The absence of his hugs and laughter is augmented by the absence of his whistling.
He is on a great team, with great leaders. He is working hard and eating shark. The only letter I've gotten from him was to inform me that I sent him with the wrong kind of clothespins and he had to (horrors) go and buy new clothespins at the camp store. Obviously this was worth a letter. I didn't really shed any tears over that correspondence. And did I mention...no whistling?
I have had great bulks of quiet (as in no whistling) time up at the cottage. Resting my soul and body but challenging my mind through the Bible, prayer, and good books. This is a beautiful combination.

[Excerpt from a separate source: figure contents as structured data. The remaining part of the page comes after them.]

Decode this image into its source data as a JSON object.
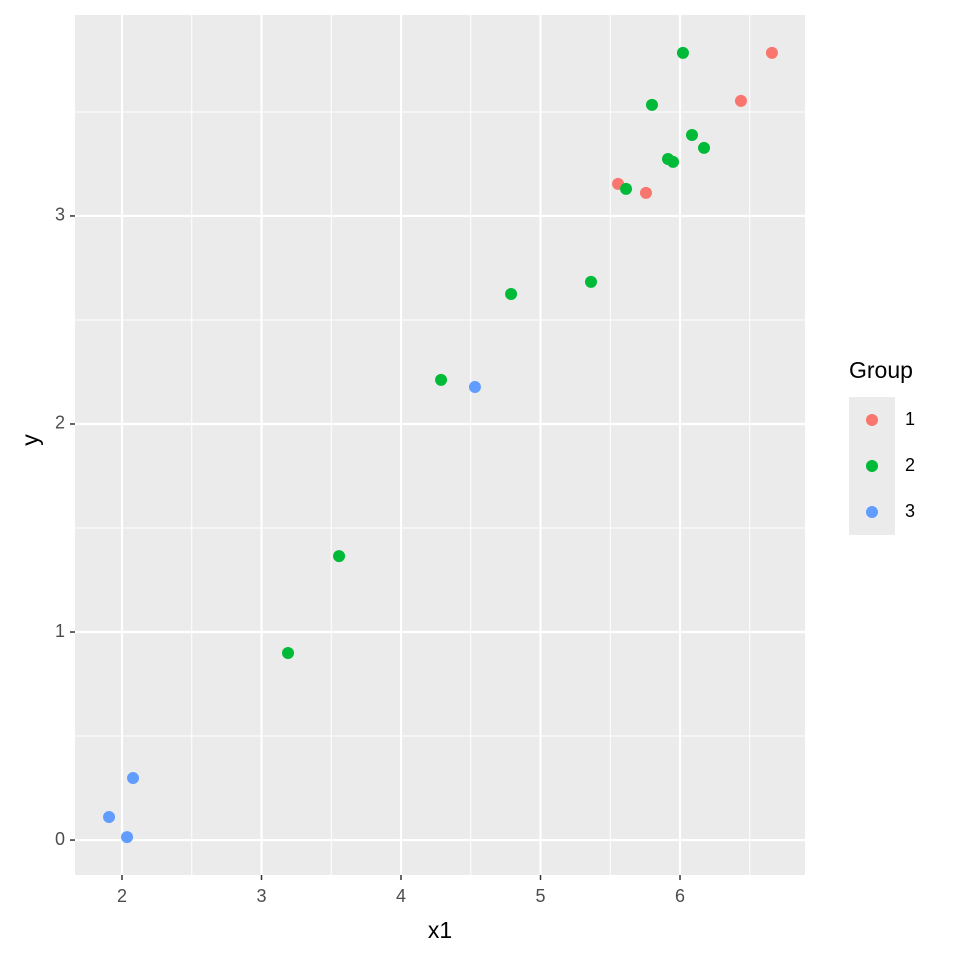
{
  "chart_data": {
    "type": "scatter",
    "x_label": "x1",
    "y_label": "y",
    "legend_title": "Group",
    "xlim": [
      1.663,
      6.896
    ],
    "ylim": [
      -0.168,
      3.966
    ],
    "xticks": [
      2,
      3,
      4,
      5,
      6
    ],
    "yticks": [
      0,
      1,
      2,
      3
    ],
    "x_minor_grid": [
      2.5,
      3.5,
      4.5,
      5.5,
      6.5
    ],
    "y_minor_grid": [
      0.5,
      1.5,
      2.5,
      3.5
    ],
    "grid": true,
    "legend": "right",
    "series": [
      {
        "name": "1",
        "color": "#F8766D",
        "x": [
          5.556,
          5.756,
          6.437,
          6.659
        ],
        "y": [
          3.154,
          3.111,
          3.553,
          3.784
        ]
      },
      {
        "name": "2",
        "color": "#00BA38",
        "x": [
          6.021,
          5.799,
          6.086,
          6.172,
          5.914,
          5.95,
          5.613,
          5.362,
          4.789,
          4.287,
          3.556,
          3.19
        ],
        "y": [
          3.784,
          3.534,
          3.389,
          3.327,
          3.274,
          3.26,
          3.13,
          2.683,
          2.625,
          2.212,
          1.365,
          0.899
        ]
      },
      {
        "name": "3",
        "color": "#619CFF",
        "x": [
          4.53,
          2.079,
          1.907,
          2.036
        ],
        "y": [
          2.178,
          0.298,
          0.111,
          0.014
        ]
      }
    ]
  }
}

Dave is absent this summer. He was forced to move out of the warehouse his business has been in for over 25 years. God provided a new warehouse right across the street. Literally. So he's been busy moving and I've had to reason and debate and process information with/by myself.
One of the thinks I've been thinking has to do with motives. Take this morning for example.

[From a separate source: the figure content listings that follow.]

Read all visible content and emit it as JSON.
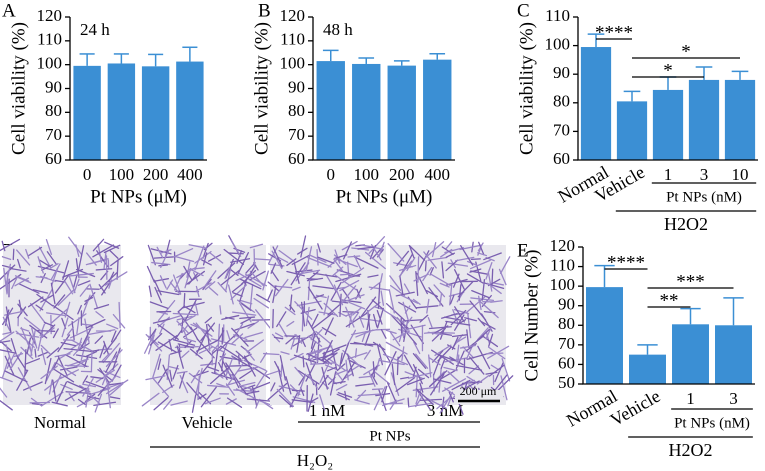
{
  "chart_data": [
    {
      "type": "bar",
      "panel": "A",
      "annotation": "24 h",
      "y_label": "Cell viability (%)",
      "x_label": "Pt NPs (μM)",
      "categories": [
        "0",
        "100",
        "200",
        "400"
      ],
      "values": [
        99.5,
        100.5,
        99.3,
        101.3
      ],
      "errors": [
        5,
        4,
        5,
        6
      ],
      "color": "#3b8fd4",
      "ylim": [
        60,
        120
      ],
      "yticks": [
        60,
        70,
        80,
        90,
        100,
        110,
        120
      ]
    },
    {
      "type": "bar",
      "panel": "B",
      "annotation": "48 h",
      "y_label": "Cell viability (%)",
      "x_label": "Pt NPs (μM)",
      "categories": [
        "0",
        "100",
        "200",
        "400"
      ],
      "values": [
        101.5,
        100.3,
        99.6,
        102.1
      ],
      "errors": [
        4.5,
        2.5,
        2,
        2.5
      ],
      "color": "#3b8fd4",
      "ylim": [
        60,
        120
      ],
      "yticks": [
        60,
        70,
        80,
        90,
        100,
        110,
        120
      ]
    },
    {
      "type": "bar",
      "panel": "C",
      "y_label": "Cell viability (%)",
      "categories": [
        "Normal",
        "Vehicle",
        "1",
        "3",
        "10"
      ],
      "values": [
        99.5,
        80.5,
        84.5,
        88,
        88
      ],
      "errors": [
        4.5,
        3.5,
        4.5,
        4.5,
        3
      ],
      "color": "#3b8fd4",
      "ylim": [
        60,
        110
      ],
      "yticks": [
        60,
        70,
        80,
        90,
        100,
        110
      ],
      "significance": [
        {
          "label": "****",
          "between": [
            "Normal",
            "Vehicle"
          ]
        },
        {
          "label": "*",
          "between": [
            "Vehicle",
            "10"
          ]
        },
        {
          "label": "*",
          "between": [
            "Vehicle",
            "3"
          ]
        }
      ],
      "groups": [
        {
          "label": "Pt NPs (nM)",
          "span": [
            "1",
            "10"
          ]
        },
        {
          "label": "H2O2",
          "span": [
            "Vehicle",
            "10"
          ]
        }
      ]
    },
    {
      "type": "bar",
      "panel": "E",
      "y_label": "Cell Number (%)",
      "categories": [
        "Normal",
        "Vehicle",
        "1",
        "3"
      ],
      "values": [
        99.5,
        65,
        80.5,
        80
      ],
      "errors": [
        11,
        5,
        8,
        14
      ],
      "color": "#3b8fd4",
      "ylim": [
        50,
        120
      ],
      "yticks": [
        50,
        60,
        70,
        80,
        90,
        100,
        110,
        120
      ],
      "significance": [
        {
          "label": "****",
          "between": [
            "Normal",
            "Vehicle"
          ]
        },
        {
          "label": "***",
          "between": [
            "Vehicle",
            "3"
          ]
        },
        {
          "label": "**",
          "between": [
            "Vehicle",
            "1"
          ]
        }
      ],
      "groups": [
        {
          "label": "Pt NPs (nM)",
          "span": [
            "1",
            "3"
          ]
        },
        {
          "label": "H2O2",
          "span": [
            "Vehicle",
            "3"
          ]
        }
      ]
    }
  ],
  "micrographs": {
    "panel": "D",
    "labels": [
      "Normal",
      "Vehicle",
      "1 nM",
      "3 nM"
    ],
    "group": "Pt NPs",
    "treatment": "H₂O₂",
    "scale_bar": "200 μm"
  }
}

I woke up at 4am. I put on my robe and went downstairs. I was up for an hour. I couldn't sleep. Why? Was there something specific God wanted me to pray for? Or was it because I had on a new nightgown and bathrobe that I had just gotten in the mail from April Cornell. When I examined my motives in walking the floor in the middle of the night, and realized that I really liked the way my robe swished against the hardwoods, I went back to bed. It's easy to unthinkingly apply righteous motives to our movements. I've been surprised by the "swish" on a number of issues that I've examined. It's humbling.
|picking blueberries with Rowan|
Other times they barter over their time and it goes something like this, "Okay Rowan I'll work in the shop for 15 minutes if you play Barbies for 15 minutes first." They have a diverse life at the cottage.
Now we head into a few weeks of company and then Grant comes home and all introspection will grind to a halt. Because I'll be listening with all my heart to my boy's stories about stepping out of his comfort zone to serve the Lord. We will fill him in on what we've done in his absence and life will again flow towards the end of summer as a complete family unit. But we will all be a little bit bigger and different. Rose will know how to hammer. Rowan will have learned compromise. Avonlea will have gleaned from her 26 hours of lectures at WorldView camp. Grant will have served a church body in Trinidad and made countless new friends. Dave will be in a new warehouse and he will have a deeper faith in the Lord's provision. I will be more aware of my motives and will go to bed every night feeling lovely in my new nightgown.
We all grow and deepen into Him knowing we will never reach the bottom of His love no matter how many seasons roll by. But also knowing that each season brings us a little closer to Him and therefore a little closer to each other, even when we're apart.